Les récentes attaques armées contre des sites miniers au Mali et les frappes aériennes à Kidal rappellent la fragilité du secteur aurifère ouest-africain. Tandis que le gouvernement malien s'efforce de sécuriser le financement agricole avec l'IFC, la production d'or reste un levier crucial mais vulnérable. Cette dualité entre richesses souterraines et instabilité sécuritaire interroge la capacité des États à transformer l'or en levier de développement souverain.

Infographie — Or · Production

Le secteur minier ouest-africain, et en particulier l'extraction aurifère, traverse une phase paradoxale. D'un côté, les cours de l'or se maintiennent à des niveaux historiquement élevés, stimulant l'exploration et la production dans des pays comme le Mali, le Burkina Faso et la Guinée. De l'autre, l'insécurité chronique, les attaques djihadistes et les conflits locaux perturbent les opérations et découragent les investissements à long terme.

Au Mali, un lycéen a perdu la vie dans l'explosion d'une mine sur un axe routier de la forêt du Baoulé, dans la région de Kita. Cet incident illustre le danger permanent que font peser les engins explosifs improvisés sur les populations et les travailleurs miniers. Parallèlement, les frappes aériennes à Kidal, dans le nord du pays, montrent que l'État tente de reprendre le contrôle de zones longtemps tenues par des groupes armés, mais au prix d'une escalade militaire.

**Des discussions stratégiques avec l'IFC**

Le 14 mai 2026, le ministre malien de l'Agriculture, le Dr Ibrahima Samaké, a rencontré les représentants de la Société financière internationale (IFC) à Bamako. L'ordre du jour : prioriser le financement agricole et moderniser les chaînes de valeur. Bien que ce dialogue porte officiellement sur l'agriculture, il s'inscrit dans une vision plus large de diversification économique, où les revenus miniers doivent financer la transformation rurale. Le pari est de réduire la dépendance à l'or tout en utilisant ses recettes pour sécuriser la souveraineté alimentaire.

L'infographie récente de Visual Capitalist, qui classe les pays producteurs d'or, rappelle que l'Afrique de l'Ouest occupe une place non négligeable dans l'offre mondiale.

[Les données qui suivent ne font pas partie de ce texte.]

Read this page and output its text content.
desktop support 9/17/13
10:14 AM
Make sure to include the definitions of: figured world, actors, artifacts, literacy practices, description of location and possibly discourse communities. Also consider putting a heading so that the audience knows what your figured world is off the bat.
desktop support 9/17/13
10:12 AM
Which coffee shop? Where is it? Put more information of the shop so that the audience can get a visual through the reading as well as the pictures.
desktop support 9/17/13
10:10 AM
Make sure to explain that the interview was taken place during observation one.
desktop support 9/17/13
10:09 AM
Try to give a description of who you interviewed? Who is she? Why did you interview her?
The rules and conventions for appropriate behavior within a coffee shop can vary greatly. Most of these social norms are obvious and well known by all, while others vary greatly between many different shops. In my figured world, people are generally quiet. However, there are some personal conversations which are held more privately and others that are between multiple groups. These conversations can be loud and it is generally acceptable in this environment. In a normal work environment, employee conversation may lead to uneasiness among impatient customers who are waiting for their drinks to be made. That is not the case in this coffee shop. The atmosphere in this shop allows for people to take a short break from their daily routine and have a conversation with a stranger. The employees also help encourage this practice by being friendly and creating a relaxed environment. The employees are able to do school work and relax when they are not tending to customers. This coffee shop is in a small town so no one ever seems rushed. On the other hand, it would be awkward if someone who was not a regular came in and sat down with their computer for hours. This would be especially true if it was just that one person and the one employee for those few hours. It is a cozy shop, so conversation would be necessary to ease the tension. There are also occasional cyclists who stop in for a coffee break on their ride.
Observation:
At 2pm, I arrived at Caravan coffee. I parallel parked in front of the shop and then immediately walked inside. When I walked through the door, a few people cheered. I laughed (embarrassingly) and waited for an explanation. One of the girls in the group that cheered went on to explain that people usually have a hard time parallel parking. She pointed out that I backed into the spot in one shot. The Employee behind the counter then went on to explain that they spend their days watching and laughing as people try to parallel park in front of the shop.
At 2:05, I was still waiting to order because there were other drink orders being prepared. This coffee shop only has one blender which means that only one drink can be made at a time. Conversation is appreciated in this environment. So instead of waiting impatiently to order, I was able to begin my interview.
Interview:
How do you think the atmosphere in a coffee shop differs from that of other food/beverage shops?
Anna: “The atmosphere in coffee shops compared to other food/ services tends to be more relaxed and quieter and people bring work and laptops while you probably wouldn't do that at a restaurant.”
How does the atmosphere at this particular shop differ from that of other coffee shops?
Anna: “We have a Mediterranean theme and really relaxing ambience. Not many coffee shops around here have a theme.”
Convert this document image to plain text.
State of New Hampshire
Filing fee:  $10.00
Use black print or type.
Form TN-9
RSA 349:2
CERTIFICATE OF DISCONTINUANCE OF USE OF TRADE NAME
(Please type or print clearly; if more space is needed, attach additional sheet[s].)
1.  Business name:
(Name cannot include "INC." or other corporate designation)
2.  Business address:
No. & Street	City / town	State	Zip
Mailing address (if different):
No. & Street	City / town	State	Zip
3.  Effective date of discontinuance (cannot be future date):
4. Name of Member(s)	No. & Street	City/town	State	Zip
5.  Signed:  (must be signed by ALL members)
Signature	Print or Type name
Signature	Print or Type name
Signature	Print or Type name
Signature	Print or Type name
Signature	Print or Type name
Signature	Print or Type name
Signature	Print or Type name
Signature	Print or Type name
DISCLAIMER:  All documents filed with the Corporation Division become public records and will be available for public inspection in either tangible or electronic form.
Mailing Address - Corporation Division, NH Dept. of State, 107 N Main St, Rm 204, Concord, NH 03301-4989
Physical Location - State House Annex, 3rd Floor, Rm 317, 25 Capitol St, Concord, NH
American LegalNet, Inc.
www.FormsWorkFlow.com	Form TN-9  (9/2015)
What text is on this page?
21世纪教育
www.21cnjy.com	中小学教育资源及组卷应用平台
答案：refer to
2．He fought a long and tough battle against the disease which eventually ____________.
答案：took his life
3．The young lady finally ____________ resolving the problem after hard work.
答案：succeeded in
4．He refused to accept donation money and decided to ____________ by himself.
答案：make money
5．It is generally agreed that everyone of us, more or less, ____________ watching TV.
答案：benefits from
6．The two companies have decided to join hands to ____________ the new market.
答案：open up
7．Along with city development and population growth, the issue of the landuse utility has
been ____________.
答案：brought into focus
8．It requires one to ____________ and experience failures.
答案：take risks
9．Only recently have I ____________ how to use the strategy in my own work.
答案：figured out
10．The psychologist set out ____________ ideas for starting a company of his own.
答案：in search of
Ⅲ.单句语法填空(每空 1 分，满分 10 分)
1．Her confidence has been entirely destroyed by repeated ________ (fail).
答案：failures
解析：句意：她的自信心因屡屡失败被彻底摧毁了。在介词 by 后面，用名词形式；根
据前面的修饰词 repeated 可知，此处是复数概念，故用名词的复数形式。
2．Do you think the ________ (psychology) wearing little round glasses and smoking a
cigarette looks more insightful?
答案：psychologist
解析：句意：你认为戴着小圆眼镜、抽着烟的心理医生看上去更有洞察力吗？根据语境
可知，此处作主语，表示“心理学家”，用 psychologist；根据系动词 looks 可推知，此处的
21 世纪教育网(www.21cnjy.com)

Mais la publication de ce type de données coïncide avec une période où les investisseurs scrutent la stabilité politique et sécuritaire de la région. Le retrait de certains opérateurs étrangers au Sahel, conjugué à l'émergence de nouveaux acteurs comme les sociétés chinoises ou russes, redessine la carte du contrôle minier.

**La question de la souveraineté énergétique et minière**

La notion de souveraineté ne se limite pas à la sécurité physique des sites. Elle englobe la capacité des États à capter une part substantielle de la valeur ajoutée, à transformer localement le minerai et à utiliser les revenus pour financer des infrastructures durables. Or, l'absence de raffineries et de chaînes de valeur intégrées maintient une dépendance technologique et logistique vis-à-vis de l'extérieur. Les initiatives comme ReportsAI, bien que non directement liées au secteur minier, illustrent une volonté régionale d'innover dans la gestion des données et des projets, ce qui pourrait à terme renforcer la transparence dans le partage des revenus et le suivi des obligations fiscales des compagnies.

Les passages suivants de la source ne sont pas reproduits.